IBM launched two new Network Innovation Centers, designed to address operator and large enterprise testing of SDN, virtualization and analytics-driven automation technologies, to ease the adoption of cloud models for driving their IT and network transformation objectives. Lab participants can vet solutions for capabilities such as automated and dynamic network resource management in support of burgeoning data applications such as Internet of Things (IoT), online transactions, social media, and mobile apps.
IBM must contend with a wide range of testing center alternatives in persuading operators and large enterprises to use its Network Innovation Centers. How can IBM convince operators in particular to entrust testing of their core IT and network transformation technologies with IBM facilities?
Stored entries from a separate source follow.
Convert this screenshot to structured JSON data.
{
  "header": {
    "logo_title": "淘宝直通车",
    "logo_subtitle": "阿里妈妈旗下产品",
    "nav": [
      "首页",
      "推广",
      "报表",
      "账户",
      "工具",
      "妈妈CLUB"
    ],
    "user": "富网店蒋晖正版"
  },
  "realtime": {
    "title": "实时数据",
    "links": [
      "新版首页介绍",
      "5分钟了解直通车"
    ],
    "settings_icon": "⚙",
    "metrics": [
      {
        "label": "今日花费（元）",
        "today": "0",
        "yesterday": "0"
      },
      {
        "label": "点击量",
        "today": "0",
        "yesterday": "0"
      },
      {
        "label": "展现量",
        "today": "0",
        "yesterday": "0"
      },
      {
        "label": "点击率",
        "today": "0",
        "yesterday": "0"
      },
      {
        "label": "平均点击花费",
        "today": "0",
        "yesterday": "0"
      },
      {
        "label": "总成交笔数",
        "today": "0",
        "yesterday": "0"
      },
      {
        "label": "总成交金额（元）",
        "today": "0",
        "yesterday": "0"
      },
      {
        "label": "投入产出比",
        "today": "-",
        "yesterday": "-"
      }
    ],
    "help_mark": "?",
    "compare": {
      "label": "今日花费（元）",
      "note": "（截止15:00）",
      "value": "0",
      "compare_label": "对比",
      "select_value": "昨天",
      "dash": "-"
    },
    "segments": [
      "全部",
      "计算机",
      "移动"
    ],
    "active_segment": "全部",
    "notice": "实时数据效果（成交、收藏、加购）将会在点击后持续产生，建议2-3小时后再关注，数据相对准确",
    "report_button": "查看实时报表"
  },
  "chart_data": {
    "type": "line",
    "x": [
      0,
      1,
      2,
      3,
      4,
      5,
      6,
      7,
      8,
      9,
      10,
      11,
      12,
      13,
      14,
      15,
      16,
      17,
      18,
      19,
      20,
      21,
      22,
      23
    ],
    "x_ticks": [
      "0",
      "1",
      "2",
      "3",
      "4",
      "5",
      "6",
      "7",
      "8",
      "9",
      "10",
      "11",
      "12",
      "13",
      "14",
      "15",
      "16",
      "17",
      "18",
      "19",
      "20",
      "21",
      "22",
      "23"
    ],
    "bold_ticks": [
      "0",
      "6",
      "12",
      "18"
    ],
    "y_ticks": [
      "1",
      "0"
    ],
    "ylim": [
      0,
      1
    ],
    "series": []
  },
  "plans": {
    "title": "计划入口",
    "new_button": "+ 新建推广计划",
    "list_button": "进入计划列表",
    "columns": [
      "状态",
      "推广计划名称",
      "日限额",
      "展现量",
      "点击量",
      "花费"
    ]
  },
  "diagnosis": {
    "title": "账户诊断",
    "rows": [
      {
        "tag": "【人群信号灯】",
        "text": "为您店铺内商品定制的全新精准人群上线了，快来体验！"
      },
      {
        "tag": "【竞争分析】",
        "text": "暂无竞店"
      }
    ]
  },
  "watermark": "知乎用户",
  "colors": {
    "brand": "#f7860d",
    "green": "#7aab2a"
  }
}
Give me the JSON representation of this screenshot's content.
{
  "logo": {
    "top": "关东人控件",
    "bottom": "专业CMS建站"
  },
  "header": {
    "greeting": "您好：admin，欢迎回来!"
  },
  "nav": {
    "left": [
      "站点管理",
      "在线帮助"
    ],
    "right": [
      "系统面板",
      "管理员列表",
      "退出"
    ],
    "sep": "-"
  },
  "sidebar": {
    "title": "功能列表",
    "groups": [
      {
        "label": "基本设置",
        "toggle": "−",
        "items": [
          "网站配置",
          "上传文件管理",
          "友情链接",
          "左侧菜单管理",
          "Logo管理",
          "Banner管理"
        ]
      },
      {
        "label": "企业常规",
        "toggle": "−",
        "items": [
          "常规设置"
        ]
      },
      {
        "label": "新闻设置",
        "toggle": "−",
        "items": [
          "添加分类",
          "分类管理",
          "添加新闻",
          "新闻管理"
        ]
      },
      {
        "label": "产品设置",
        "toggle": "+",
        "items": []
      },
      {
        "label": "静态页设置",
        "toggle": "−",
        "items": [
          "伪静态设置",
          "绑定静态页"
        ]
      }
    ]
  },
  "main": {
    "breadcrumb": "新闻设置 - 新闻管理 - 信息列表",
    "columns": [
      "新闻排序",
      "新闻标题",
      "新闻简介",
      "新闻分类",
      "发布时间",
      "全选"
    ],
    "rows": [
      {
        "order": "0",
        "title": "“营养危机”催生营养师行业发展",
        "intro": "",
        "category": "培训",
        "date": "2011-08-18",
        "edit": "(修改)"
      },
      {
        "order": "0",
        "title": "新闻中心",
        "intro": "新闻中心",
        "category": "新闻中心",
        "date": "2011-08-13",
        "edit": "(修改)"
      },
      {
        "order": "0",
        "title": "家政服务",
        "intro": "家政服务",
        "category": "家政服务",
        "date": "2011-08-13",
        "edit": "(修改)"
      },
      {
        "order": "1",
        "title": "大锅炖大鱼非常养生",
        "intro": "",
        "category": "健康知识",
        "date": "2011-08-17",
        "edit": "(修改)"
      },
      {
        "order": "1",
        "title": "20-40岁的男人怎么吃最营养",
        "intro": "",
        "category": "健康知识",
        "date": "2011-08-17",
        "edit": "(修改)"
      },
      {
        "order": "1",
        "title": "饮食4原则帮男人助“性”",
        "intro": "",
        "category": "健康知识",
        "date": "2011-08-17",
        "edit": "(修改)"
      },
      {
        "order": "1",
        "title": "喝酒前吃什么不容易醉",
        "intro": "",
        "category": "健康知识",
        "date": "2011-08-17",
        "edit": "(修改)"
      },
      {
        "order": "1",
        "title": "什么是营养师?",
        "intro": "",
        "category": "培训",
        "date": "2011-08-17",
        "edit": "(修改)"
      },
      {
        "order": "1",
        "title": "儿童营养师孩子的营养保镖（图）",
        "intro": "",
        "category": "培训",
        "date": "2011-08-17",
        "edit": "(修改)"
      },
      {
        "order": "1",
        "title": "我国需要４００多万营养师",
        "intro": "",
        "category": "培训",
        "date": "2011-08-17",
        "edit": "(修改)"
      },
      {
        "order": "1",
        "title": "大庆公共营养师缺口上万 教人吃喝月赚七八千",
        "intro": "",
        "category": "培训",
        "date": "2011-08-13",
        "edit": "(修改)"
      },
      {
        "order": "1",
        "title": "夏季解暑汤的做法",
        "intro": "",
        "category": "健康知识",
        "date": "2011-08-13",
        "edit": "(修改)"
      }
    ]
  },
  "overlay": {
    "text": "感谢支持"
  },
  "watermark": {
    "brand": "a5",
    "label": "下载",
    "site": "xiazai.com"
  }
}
• Test Partner Credibility: To stimulate potential operator interest in testing at its Network Innovation Centers, IBM has already enlisted a who’s who of high-profile IT and network suppliers, including Brocade, Cisco, Citrix, Juniper, Riverbed and VMWare, to bolster interoperability testing credentials. This range of test partners can assuage operator concerns that using IBM labs can streamline the rigors of multivendor testing of demanding interworking, orchestration-driving technologies like SDN and virtualization.
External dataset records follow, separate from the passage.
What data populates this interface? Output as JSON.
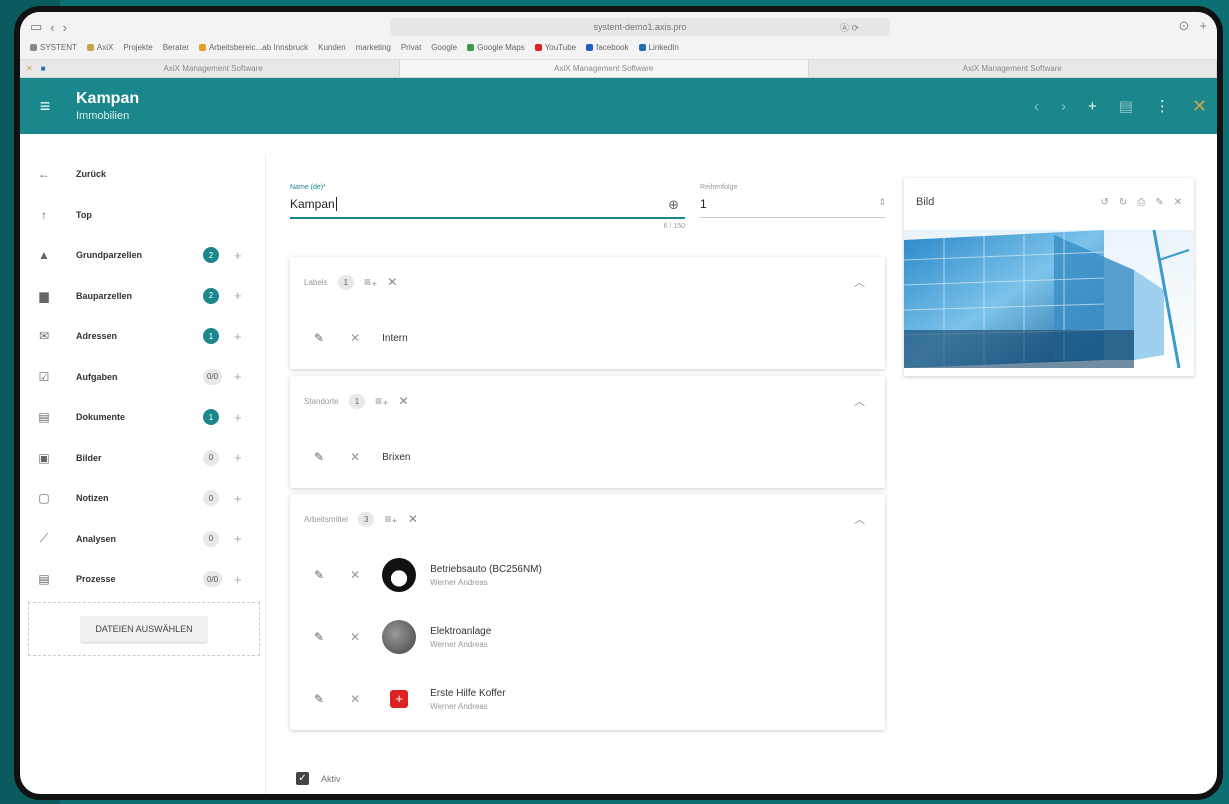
{
  "browser": {
    "url": "systent-demo1.axis.pro",
    "url_extra": "Ⓐ ⟳",
    "bookmarks": [
      "SYSTENT",
      "AxiX",
      "Projekte",
      "Berater",
      "Arbeitsbereic...ab Innsbruck",
      "Kunden",
      "marketing",
      "Privat",
      "Google",
      "Google Maps",
      "YouTube",
      "facebook",
      "LinkedIn"
    ],
    "tabs": [
      "AxiX Management Software",
      "AxiX Management Software",
      "AxiX Management Software"
    ]
  },
  "appbar": {
    "title": "Kampan",
    "subtitle": "Immobilien"
  },
  "sidebar": {
    "items": [
      {
        "label": "Zurück",
        "icon": "←",
        "badge": "",
        "plus": false
      },
      {
        "label": "Top",
        "icon": "↑",
        "badge": "",
        "plus": false
      },
      {
        "label": "Grundparzellen",
        "icon": "▲",
        "badge": "2",
        "badge_style": "teal",
        "plus": true
      },
      {
        "label": "Bauparzellen",
        "icon": "▆",
        "badge": "2",
        "badge_style": "teal",
        "plus": true
      },
      {
        "label": "Adressen",
        "icon": "✉",
        "badge": "1",
        "badge_style": "teal",
        "plus": true
      },
      {
        "label": "Aufgaben",
        "icon": "☑",
        "badge": "0/0",
        "badge_style": "gray",
        "plus": true
      },
      {
        "label": "Dokumente",
        "icon": "▤",
        "badge": "1",
        "badge_style": "teal",
        "plus": true
      },
      {
        "label": "Bilder",
        "icon": "▣",
        "badge": "0",
        "badge_style": "gray",
        "plus": true
      },
      {
        "label": "Notizen",
        "icon": "▢",
        "badge": "0",
        "badge_style": "gray",
        "plus": true
      },
      {
        "label": "Analysen",
        "icon": "⟋",
        "badge": "0",
        "badge_style": "gray",
        "plus": true
      },
      {
        "label": "Prozesse",
        "icon": "▤",
        "badge": "0/0",
        "badge_style": "gray",
        "plus": true
      }
    ],
    "upload_label": "DATEIEN AUSWÄHLEN"
  },
  "form": {
    "name_label": "Name (de)*",
    "name_value": "Kampan",
    "name_counter": "6 / 150",
    "order_label": "Reihenfolge",
    "order_value": "1"
  },
  "cards": {
    "labels": {
      "title": "Labels",
      "count": "1",
      "rows": [
        {
          "title": "Intern"
        }
      ]
    },
    "standorte": {
      "title": "Standorte",
      "count": "1",
      "rows": [
        {
          "title": "Brixen"
        }
      ]
    },
    "arbeitsmittel": {
      "title": "Arbeitsmittel",
      "count": "3",
      "rows": [
        {
          "title": "Betriebsauto (BC256NM)",
          "sub": "Werner Andreas"
        },
        {
          "title": "Elektroanlage",
          "sub": "Werner Andreas"
        },
        {
          "title": "Erste Hilfe Koffer",
          "sub": "Werner Andreas"
        }
      ]
    }
  },
  "aktiv_label": "Aktiv",
  "image_panel": {
    "title": "Bild"
  },
  "colors": {
    "primary": "#1a878c",
    "accent": "#c7a34a"
  }
}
• Test Center Flexibility: Operators have the option to access the test center facilities on site or remotely, easing network and IT resource coordination for testing. Moreover, testers can choose to bridge the capabilities of the two centers to streamline the design of custom solutions predicated on their specific network environment needs.As IBM looks to attract operators and enterprises to use its Network Innovation Centers for IT and network transformation testing, what steps can it take to improve its testing proposition?:
• Diversify Testing Partners: IBM needs to promote the inclusion of more service enablement and mobile ecosystem partners to advance the testing and interworking range of its new Centers. On the mobile side this would include mobile device suppliers such as Apple and Samsung as well as OS suppliers such as Google to ensure cloud models better support mobile device and mobile OS integration for SDN, virtualization and automation requirements. Likewise, including OSS/BSS suppliers, such as NetCracker and Amdocs, could boost operator confidence in using IBM as the equivalent of a neutral, “Switzerland” test center for their core IT and network transformation needs.
• Where is NFV?: Presumably the testing of virtualization applications extends to standardized ETSI-backed NFV implementations, so it remains vexing that IBM did not explicitly tout NFV as a complement to SDN and analytics-driven automation testing. Both operators and enterprises alike would almost certainly drive this requirement, and the sooner IBM addresses NFV-specific test resources, the more readily its Network Innovation Centers would appeal to operator IT and network transformation and automation ambitions.
Overall IBM can leverage the opening of its two new Network Innovation Centers to expand its influence in driving operator adoption of SDN, virtualization and analytics-driven automation for cloud implementation due in large part to its vast ongoing influence in the enterprise channels. As a result, the new test facilities can only likely help re-energize IBM’s channel prospects with operators.